Researchers from Allen Institute for Brain Science in Seattle discovered ‘rosehip neuron’ that has unique genes, distinctive shape and diverse connections with other neurons.
Dendrites of neurons receive signals from other neurons. The researchers from Allen Institute for Brain Science in Seattle found that dendrites in the rosehip cells are compact with several branch points, which gives the neuron the appearance of a rosehip. Moreover, the new neuron is characterized by large bulbs at the end of their axons that release neurotransmitters or chemical signals to other neurons. The research was published in the journal Nature Neuroscience on August 27, 2018.
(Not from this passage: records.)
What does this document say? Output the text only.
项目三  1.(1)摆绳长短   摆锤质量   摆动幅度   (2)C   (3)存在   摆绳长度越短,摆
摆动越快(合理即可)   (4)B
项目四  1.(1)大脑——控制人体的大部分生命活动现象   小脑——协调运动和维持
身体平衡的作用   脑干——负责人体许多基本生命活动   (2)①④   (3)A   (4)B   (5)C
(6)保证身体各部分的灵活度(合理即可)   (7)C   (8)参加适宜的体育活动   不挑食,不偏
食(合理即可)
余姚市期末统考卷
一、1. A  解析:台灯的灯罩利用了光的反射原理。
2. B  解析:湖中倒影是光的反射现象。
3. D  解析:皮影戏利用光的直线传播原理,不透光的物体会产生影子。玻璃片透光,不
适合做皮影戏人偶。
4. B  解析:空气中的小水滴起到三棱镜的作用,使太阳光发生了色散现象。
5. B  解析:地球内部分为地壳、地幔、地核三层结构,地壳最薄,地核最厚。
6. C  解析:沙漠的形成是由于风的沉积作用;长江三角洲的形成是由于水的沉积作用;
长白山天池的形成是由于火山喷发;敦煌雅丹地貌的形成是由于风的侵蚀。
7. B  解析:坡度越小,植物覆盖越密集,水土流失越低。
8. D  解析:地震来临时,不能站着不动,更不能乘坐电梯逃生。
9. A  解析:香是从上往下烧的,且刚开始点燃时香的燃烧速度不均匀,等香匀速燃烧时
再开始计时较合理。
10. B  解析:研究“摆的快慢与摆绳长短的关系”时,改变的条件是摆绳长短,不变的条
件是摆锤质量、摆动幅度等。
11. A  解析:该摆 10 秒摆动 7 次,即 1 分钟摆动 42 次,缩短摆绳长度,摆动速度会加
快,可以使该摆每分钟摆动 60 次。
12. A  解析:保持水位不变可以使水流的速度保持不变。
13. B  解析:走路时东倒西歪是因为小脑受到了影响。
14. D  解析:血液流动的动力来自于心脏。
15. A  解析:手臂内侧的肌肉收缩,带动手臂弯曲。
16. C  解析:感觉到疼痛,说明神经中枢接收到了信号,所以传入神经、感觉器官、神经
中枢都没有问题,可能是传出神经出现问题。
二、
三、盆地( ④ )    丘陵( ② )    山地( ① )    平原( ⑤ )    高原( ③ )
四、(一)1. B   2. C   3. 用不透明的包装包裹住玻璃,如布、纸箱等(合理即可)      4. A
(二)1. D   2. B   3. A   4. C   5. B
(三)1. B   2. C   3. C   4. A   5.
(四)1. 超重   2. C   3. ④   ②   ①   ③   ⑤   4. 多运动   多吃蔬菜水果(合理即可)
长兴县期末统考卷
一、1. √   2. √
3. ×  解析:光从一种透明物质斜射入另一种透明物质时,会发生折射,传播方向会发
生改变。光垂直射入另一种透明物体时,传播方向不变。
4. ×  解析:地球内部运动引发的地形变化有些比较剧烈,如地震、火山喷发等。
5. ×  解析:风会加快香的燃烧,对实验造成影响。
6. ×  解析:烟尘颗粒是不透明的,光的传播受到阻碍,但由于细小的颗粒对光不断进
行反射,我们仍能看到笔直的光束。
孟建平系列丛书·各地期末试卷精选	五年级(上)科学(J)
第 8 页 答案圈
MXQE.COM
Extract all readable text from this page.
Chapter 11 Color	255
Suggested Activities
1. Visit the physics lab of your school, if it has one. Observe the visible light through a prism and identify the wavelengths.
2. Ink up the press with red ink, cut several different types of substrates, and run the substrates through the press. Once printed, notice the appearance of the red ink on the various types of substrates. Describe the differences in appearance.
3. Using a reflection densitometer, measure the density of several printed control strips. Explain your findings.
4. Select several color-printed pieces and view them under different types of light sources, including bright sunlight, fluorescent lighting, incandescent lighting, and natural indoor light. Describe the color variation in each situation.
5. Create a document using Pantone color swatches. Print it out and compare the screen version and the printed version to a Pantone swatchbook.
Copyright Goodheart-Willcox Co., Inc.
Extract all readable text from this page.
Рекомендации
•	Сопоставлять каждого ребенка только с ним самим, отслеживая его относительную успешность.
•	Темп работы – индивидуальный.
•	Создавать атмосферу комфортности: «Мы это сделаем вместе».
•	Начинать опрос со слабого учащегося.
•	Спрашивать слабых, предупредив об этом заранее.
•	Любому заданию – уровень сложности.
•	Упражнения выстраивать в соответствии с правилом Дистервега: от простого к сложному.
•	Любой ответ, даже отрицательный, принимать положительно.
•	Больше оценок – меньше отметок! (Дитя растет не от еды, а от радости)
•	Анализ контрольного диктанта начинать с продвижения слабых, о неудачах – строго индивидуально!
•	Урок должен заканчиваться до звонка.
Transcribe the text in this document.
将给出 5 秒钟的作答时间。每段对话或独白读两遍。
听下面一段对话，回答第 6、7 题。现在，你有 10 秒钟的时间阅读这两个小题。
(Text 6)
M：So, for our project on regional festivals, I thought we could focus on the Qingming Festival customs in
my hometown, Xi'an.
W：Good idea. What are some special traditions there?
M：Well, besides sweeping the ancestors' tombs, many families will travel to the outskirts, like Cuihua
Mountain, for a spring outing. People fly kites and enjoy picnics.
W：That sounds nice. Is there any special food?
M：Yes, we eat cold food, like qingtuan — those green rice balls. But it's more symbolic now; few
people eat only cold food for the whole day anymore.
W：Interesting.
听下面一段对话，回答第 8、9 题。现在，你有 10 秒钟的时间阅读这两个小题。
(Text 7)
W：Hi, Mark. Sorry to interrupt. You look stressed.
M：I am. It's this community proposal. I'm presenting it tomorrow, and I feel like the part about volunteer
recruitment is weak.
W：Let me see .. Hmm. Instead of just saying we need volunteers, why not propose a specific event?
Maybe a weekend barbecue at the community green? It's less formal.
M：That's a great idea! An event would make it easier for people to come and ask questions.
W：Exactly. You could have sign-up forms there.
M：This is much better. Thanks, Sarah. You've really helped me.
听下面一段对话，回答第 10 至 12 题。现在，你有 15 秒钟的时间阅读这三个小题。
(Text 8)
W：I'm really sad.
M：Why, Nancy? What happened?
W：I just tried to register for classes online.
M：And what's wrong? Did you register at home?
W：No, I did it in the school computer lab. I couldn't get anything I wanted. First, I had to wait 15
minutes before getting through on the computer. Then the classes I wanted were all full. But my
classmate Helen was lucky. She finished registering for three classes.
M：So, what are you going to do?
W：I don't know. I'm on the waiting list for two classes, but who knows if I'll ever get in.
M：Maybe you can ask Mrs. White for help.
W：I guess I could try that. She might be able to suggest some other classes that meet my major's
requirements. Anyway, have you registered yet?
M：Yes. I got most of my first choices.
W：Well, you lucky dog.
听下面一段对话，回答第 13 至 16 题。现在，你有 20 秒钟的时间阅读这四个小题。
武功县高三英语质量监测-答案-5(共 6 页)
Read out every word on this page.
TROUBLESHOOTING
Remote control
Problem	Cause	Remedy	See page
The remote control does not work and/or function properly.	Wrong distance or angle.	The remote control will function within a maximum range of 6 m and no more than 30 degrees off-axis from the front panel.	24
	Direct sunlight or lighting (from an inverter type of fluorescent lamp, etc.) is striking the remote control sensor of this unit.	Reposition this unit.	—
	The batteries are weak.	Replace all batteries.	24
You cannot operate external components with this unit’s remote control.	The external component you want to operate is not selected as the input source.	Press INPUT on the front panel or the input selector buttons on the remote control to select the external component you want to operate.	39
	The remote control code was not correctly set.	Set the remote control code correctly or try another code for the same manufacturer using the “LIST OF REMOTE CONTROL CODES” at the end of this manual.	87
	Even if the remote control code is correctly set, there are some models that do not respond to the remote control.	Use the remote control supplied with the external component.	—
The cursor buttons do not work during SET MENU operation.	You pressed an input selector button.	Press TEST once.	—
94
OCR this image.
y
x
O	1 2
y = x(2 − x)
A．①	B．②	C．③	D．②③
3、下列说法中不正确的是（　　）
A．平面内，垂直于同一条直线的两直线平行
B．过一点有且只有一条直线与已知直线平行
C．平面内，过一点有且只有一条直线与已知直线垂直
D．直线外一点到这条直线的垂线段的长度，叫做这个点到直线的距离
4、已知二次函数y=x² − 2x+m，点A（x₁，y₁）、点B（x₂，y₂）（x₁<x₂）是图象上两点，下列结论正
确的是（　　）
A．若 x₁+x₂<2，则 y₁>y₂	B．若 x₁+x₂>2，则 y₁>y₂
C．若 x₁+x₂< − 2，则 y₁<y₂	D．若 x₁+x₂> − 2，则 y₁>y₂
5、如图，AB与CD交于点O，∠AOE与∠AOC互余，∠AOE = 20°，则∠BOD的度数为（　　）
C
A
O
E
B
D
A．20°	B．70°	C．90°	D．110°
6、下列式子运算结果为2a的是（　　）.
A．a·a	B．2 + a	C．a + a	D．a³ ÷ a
The researchers examined the brain tissue of two deceased middle-age men to document the new neuron. The researchers found distinct functionality in the neuron compared to other neurons when the genes of the rosehip neuron in post-mortem tissue were analyzed. Several genes in the rosehip neuron turned on compared to other cells. The rosehip neuron was further documented by studying the electrical activity and shapes of neurons in isolated, living brain tissues.
The late discovery of rosehip neuron is attributed to the rarity of these cells in the brain. Moreover, human brain tissue is difficult to obtain for study. The researchers examined only one layer of the brain and suggested that the rosehip neurons could be found in other layers. The new neurons make up around 10% of the first layer of the neocortex, which is involved in sight and hearing. Moreover, the new neurons connect to neurons called pyramidal cells that make up two-thirds of all the neurons in the cortex. Although the researchers found that rosehip neurons act as inhibitory neurons, the full extent of the rosehip neurons relationship to the pyramidal neurons is unclear. The researchers analyzed mice brain in order to find evidence of the rosehip neuron in the animal. However, no genetic trace of the new neuron was found in the mice brain. The researchers stated that the less number of cortex cells in mice compared to human cortex cells might be responsible for the absence of rosehip neuron in mice.